Secret shopping is a common tactic in the retail space but can be applied across most industries. According to the RGB, secret shopping has tremendous value for companies because “...they can receive measurable data about how satisfied their customers are, then they can take specific steps to improve it. Customer Satisfaction is a very subjective term, and different people measure their own level of satisfaction in very different ways.”
What’s intriguing about secret shopping is not only the data produced from firsthand experiences with your team and brand, but also its scalability-secret shopping can range from a face-to-face interaction at a physical storefront and phone calls to simple information requests to track response times and accuracy.
Your customers' satisfaction levels with your team and brand is very subjective, as RGB suggests. Secret shopping, when done right, adds a level of actionable insight that simply can’t be gathered any other way.
So, how can executing a secret shopping plan help improve your customer service performance? Let’s take a look.
It’s human nature to be on your best behavior and follow every protocol when the manager or company owner is around. But what happens when a supervisor isn’t watching? That’s what a great mystery shopping (another name for secret shopping) experience can do for a business. A skilled mystery shopper can provide this perspective, which can reveal so much about your team and where they need to improve and where you might need to focus your training.

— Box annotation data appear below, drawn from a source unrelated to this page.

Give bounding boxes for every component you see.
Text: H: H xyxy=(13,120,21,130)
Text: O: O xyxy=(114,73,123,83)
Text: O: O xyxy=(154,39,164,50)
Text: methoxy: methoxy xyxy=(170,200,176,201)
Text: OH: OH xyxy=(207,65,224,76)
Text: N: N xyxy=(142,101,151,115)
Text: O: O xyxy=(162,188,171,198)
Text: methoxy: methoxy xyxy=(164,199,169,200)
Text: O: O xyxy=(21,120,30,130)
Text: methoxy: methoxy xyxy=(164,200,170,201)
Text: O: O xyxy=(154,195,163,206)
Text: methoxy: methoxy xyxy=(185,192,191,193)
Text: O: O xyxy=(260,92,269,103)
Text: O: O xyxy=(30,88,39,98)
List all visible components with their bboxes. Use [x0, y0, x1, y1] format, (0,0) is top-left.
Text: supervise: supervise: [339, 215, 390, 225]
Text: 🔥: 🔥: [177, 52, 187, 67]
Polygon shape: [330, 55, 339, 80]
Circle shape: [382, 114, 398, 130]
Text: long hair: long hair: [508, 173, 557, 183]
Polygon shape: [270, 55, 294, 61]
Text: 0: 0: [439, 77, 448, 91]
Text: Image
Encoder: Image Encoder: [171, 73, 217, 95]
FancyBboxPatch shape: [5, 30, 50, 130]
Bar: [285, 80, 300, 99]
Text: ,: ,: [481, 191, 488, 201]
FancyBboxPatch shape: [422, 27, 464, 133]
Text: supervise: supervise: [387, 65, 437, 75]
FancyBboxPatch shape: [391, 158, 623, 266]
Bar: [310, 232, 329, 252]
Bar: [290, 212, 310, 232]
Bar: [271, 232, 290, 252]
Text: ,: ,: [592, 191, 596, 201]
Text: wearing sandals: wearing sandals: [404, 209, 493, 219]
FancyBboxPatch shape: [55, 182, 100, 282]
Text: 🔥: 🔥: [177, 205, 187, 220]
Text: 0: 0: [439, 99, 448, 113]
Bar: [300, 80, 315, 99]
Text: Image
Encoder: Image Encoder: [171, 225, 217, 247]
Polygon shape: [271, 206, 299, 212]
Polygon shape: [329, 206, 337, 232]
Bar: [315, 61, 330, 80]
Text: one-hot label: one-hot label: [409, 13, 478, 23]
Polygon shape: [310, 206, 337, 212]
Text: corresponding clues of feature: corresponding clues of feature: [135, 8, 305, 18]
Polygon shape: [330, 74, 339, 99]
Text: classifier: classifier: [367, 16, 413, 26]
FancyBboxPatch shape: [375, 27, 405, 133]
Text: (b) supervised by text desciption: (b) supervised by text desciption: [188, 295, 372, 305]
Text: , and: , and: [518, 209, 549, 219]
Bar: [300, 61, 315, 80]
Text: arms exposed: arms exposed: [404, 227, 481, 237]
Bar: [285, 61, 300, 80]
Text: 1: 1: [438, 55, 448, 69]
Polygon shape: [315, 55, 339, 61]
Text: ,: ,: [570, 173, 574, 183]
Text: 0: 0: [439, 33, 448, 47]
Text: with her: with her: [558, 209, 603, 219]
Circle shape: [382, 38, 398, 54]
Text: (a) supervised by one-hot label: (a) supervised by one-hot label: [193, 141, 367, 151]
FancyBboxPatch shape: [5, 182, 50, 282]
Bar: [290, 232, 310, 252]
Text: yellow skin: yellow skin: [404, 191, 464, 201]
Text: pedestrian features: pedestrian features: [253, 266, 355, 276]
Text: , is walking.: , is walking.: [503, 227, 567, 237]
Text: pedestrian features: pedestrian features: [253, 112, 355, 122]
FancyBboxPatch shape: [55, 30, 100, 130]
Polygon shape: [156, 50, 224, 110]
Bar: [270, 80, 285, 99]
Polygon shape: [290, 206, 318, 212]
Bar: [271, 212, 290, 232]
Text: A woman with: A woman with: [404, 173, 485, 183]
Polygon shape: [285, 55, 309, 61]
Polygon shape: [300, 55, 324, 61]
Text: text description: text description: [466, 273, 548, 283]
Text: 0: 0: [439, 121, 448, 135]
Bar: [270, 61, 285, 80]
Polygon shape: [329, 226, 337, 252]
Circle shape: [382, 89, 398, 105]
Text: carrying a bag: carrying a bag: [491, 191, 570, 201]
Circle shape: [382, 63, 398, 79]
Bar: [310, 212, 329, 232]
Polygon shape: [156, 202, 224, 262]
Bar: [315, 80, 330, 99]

By engaging in secret shopping, you should receive a 360-degree vantage point on how a customer might experience the customer service process. This can identify gaps where customers don’t receive the right information or request information that falls into a black hole. When a customer seeks a solution to a problem, the worst possible outcome is a nasty interaction with a customer service representative with no response. A secret shopping project can reveal issues surrounding the user experience (either online or in-store or in-office), timeliness (how quickly information is provided either verbally, via email, or the mail), and accuracy.
Flipping the script and becoming the customer can be very revealing in both positive and negative ways.
Many companies provide guidelines, for example, on how to answer the phone, what to say and what to ask.
So let’s say you’re an HVAC services company. You’ve laid out a phone script for answering new customer calls. If you or your designated manager stand over the shoulder of a representative, the likelihood you’ll get a realistic sense of how your protocols are followed is low. Sure, you might make the rep nervous, but you can bet they’ll follow the script.
Now, engage a secret shopper where the rep believes they are dealing with a real customer and you’ll get real time, real world data that you can act on.
Utilizing mystery or secret shopping can also identify training areas that require more attention and focus. If the project identifies a general failure to ask a protocol question like, “How did you hear about us?”, you can refine your employee training to emphasize the “why” behind this question to reinforce its importance.
If response times are lackluster, training can be implemented to improve it. In essence, the 360 degree customer perspective gained from a strong secret shopping program can really pay off in the form of better performance and continual, long term improvement and adjustment of your customer service approach.
One of the best parts of the secret shopping concept is it can be scaled to your budget and customized to your industry. From hiring just one person to make a day of customer service inquiries to multiple, in store face-to-face interactions, secret shopping provides companies both large and small with true customer perspectives that are difficult to find via any other means.
When it comes to providing the best customer service over the long haul, smart companies make consistent investments in research, data measurement and training.